Sebagai informasi, Kota Madiun mendapat kuota penerima 10.960 dari pemerintah pusat. Sebanyak 5.473 penerima BST yang tidak memiliki rekening akan disalurkan melalui Kantor Pos yang langsung dikirim pada alamat rumah setiap penerima tersebut. 

Sedangkan bagi penerima yang memiliki rekening akan ditransfer melalui rekening masing-masing, namun hal tersebut masih menunggu pemberitahuan lebih lanjut mengenai mekanisme penyaluran yang dipastikan dalam waktu dekat ini.

Terpisah, Wali Kota Madiun Maidi mengimbau kepada masyarakat yang menerima bantuan sembako untuk tidak berkecil hati dengan penerima bantuan BST tersebut. Sebab prosedurnya jika sudah menerima salah satu bentuk bantuan, maka yang bersangkutan tidak bisa menerima bentuk bantuan lainnya.

Artinya semua sudah mendapat jatah porsi bantuan masing-masing utamanya selama masa pandemi ini.

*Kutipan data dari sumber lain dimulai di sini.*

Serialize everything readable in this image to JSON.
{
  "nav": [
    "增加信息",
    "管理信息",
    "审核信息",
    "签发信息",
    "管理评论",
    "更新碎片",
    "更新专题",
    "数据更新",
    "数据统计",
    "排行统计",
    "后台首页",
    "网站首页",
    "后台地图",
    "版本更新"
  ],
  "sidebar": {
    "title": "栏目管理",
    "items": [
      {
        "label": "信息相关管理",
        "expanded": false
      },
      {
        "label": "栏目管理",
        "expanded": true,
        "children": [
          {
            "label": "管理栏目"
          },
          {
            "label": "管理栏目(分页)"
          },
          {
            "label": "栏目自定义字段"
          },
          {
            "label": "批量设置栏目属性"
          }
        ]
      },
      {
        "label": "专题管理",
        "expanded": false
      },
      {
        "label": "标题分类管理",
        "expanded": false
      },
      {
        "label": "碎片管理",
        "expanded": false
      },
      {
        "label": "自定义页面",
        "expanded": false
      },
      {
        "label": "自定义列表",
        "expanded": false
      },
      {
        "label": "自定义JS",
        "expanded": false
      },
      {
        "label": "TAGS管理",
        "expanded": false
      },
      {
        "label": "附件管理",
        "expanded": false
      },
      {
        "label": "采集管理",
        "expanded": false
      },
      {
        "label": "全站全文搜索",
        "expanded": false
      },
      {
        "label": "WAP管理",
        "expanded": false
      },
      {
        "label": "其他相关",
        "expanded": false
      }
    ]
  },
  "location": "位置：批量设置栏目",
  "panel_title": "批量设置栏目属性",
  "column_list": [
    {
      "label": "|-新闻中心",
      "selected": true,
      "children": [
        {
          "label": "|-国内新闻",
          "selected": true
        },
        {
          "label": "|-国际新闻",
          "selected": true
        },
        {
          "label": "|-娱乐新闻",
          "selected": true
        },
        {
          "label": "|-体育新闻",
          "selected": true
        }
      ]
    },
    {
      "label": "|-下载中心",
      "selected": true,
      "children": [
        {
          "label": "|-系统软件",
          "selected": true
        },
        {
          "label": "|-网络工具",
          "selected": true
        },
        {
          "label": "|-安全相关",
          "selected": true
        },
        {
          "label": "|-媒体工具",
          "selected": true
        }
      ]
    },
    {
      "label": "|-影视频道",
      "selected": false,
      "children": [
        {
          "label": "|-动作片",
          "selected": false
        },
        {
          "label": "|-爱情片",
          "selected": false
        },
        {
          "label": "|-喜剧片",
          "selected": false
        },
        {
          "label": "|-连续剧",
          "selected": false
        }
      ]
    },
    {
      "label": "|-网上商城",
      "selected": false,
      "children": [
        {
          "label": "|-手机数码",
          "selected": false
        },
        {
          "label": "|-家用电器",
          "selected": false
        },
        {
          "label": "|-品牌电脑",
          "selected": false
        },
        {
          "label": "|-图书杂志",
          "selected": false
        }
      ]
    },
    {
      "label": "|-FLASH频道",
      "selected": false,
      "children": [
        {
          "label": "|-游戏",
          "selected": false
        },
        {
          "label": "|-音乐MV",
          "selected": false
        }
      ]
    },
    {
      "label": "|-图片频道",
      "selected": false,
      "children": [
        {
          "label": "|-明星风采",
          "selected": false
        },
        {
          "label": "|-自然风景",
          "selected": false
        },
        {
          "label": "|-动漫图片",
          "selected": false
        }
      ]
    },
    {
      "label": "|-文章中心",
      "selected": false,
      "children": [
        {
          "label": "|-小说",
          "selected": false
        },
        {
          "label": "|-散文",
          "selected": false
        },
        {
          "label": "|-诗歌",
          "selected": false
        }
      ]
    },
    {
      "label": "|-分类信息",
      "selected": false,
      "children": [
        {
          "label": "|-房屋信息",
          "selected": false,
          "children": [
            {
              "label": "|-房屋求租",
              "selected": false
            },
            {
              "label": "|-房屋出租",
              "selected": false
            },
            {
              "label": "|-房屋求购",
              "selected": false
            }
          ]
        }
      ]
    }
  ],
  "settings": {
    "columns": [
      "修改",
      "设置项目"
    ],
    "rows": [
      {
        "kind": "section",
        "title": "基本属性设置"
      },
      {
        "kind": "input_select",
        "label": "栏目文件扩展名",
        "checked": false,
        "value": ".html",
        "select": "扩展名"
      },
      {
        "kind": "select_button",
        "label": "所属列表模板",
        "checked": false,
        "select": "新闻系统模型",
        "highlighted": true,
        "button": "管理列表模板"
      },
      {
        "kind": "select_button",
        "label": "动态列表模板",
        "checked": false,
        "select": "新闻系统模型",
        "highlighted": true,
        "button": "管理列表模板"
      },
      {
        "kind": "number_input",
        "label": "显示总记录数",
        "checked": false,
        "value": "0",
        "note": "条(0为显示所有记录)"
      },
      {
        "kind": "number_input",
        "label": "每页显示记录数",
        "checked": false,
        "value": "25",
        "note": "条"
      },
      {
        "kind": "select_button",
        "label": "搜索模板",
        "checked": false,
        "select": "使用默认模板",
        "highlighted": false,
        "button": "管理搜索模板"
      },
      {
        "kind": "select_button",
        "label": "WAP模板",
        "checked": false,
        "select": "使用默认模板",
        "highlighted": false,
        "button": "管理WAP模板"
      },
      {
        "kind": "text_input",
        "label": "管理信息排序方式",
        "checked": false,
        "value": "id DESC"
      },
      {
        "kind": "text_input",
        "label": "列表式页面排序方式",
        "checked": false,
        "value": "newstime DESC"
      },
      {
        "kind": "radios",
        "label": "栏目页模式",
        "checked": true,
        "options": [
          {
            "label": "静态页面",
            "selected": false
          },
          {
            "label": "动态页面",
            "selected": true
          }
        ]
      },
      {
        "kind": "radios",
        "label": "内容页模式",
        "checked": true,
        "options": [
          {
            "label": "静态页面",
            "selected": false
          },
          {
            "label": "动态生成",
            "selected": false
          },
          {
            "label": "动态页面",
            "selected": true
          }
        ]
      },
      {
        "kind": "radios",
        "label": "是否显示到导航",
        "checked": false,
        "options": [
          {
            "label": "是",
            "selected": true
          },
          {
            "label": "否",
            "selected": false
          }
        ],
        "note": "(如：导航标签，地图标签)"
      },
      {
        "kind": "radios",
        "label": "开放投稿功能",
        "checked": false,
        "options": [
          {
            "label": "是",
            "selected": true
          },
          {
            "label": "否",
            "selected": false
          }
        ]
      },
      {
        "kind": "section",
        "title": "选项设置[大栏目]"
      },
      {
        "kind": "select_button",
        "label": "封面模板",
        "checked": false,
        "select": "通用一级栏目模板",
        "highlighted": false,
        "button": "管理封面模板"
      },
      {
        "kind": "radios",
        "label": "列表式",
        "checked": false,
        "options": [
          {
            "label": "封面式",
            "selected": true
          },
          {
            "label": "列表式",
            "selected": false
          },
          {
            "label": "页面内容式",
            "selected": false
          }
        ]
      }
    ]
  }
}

Baca Juga : Serentak, 15.441 Kartu Sembako Diserahkan Kepada Warga Kota Kediri

Untuk menghindari tumpang tindih data, rencananya pemerintah akan menempelkan stiker pada setiap rumah yang menerima bantuan. Hal ini untuk mengantisipasi tidak ada data ganda sekaligus untuk mengenali jenis bantuan apa yang didapat masing-masing rumah penerima tersebut.

Pada penyaluran simbolis, beberapa waktu lalu, Maidi juga mengimbau kepada masyarakat penerima BST agar tidak membelanjakan uang tersebut untuk kepentingan yang tidak mendesak atau bukan kebutuhan pokok yang harus dipenuhi.

Ia juga meminta agar masyarakat yang merasa berhak menerima bantuan namun nyatanya belum menerima bantuan untuk memberanikan diri melapor pada kelurahan setempat.